Union-Find (Disjoint Set Union) — Section 8: Graphs

Union-find maintains a partition of $n$ elements into disjoint sets. It supports two operations: find (which set is $x$ in?) and union (merge the sets containing $x$ and $y$ ). With the right tricks, both are $O(\alpha(n))$ — practically constant.

The basic structure

Each element points to a "parent." Sets are trees, identified by their root. `find(x)` walks up to the root. `union(x, y)` finds both roots and points one at the other.

Path compression

During `find(x)`, after walking up to the root, redirect every node on the path to point directly at the root. Future finds from those nodes are $O(1)$ .

Union by rank (or size)

When merging, attach the shorter tree to the taller (or the smaller set to the larger).

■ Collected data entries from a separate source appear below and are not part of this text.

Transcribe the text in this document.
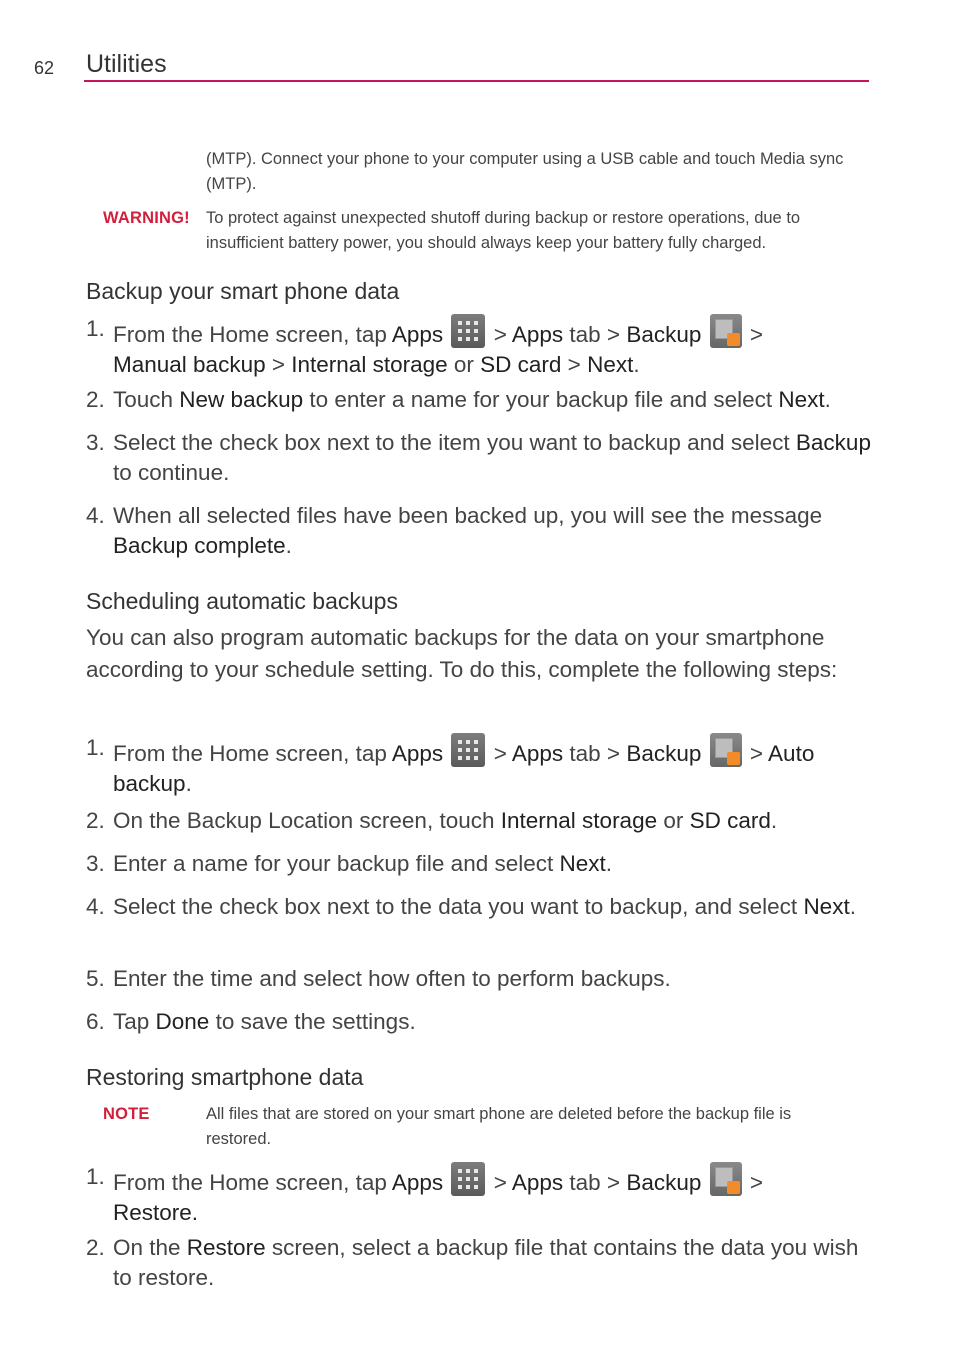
62 Utilities
(MTP). Connect your phone to your computer using a USB cable and touch Media sync (MTP).
WARNING! To protect against unexpected shutoff during backup or restore operations, due to insufficient battery power, you should always keep your battery fully charged.
Backup your smart phone data
1. From the Home screen, tap Apps
> Apps tab > Backup
>
Manual backup > Internal storage or SD card > Next.
2. Touch New backup to enter a name for your backup file and select Next.
3. Select the check box next to the item you want to backup and select Backup to continue.
4. When all selected files have been backed up, you will see the message Backup complete.
Scheduling automatic backups
You can also program automatic backups for the data on your smartphone according to your schedule setting. To do this, complete the following steps:
1. From the Home screen, tap Apps
> Apps tab > Backup
> Auto backup.
2. On the Backup Location screen, touch Internal storage or SD card.
3. Enter a name for your backup file and select Next.
4. Select the check box next to the data you want to backup, and select Next.
5. Enter the time and select how often to perform backups.
6. Tap Done to save the settings.
Restoring smartphone data
NOTE	All files that are stored on your smart phone are deleted before the backup file is restored.
1. From the Home screen, tap Apps
> Apps tab > Backup
>
Restore.
2. On the Restore screen, select a backup file that contains the data you wish to restore.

Keeps tree heights logarithmic.

Why $O(\alpha(n))$

Together, path compression and union-by-rank give an amortized cost per operation of $O(\alpha(n))$ , where $\alpha$ is the inverse Ackermann function. For any practical $n$ (up to $10^{80}$ or so), $\alpha(n) \leq 4$ . Effectively constant time.

Applications

Kruskal's MST: sort edges by weight; for each edge, if its two endpoints are in different sets, take the edge and union the sets.
Connected components on the fly: as edges are added to a graph, maintain components in $O(\alpha)$ per edge.
Offline queries: many "after these operations, is X connected to Y" problems can be answered in $O((Q + E) \alpha(n))$ by processing in the right order.
Cycle detection: when adding an edge, if both endpoints are already in the same set, you'd create a cycle.

What it CAN'T do

Splits — once you've merged two sets, the union-find structure can't separate them again. If you need both merging and splitting, you need a different data structure (link-cut trees).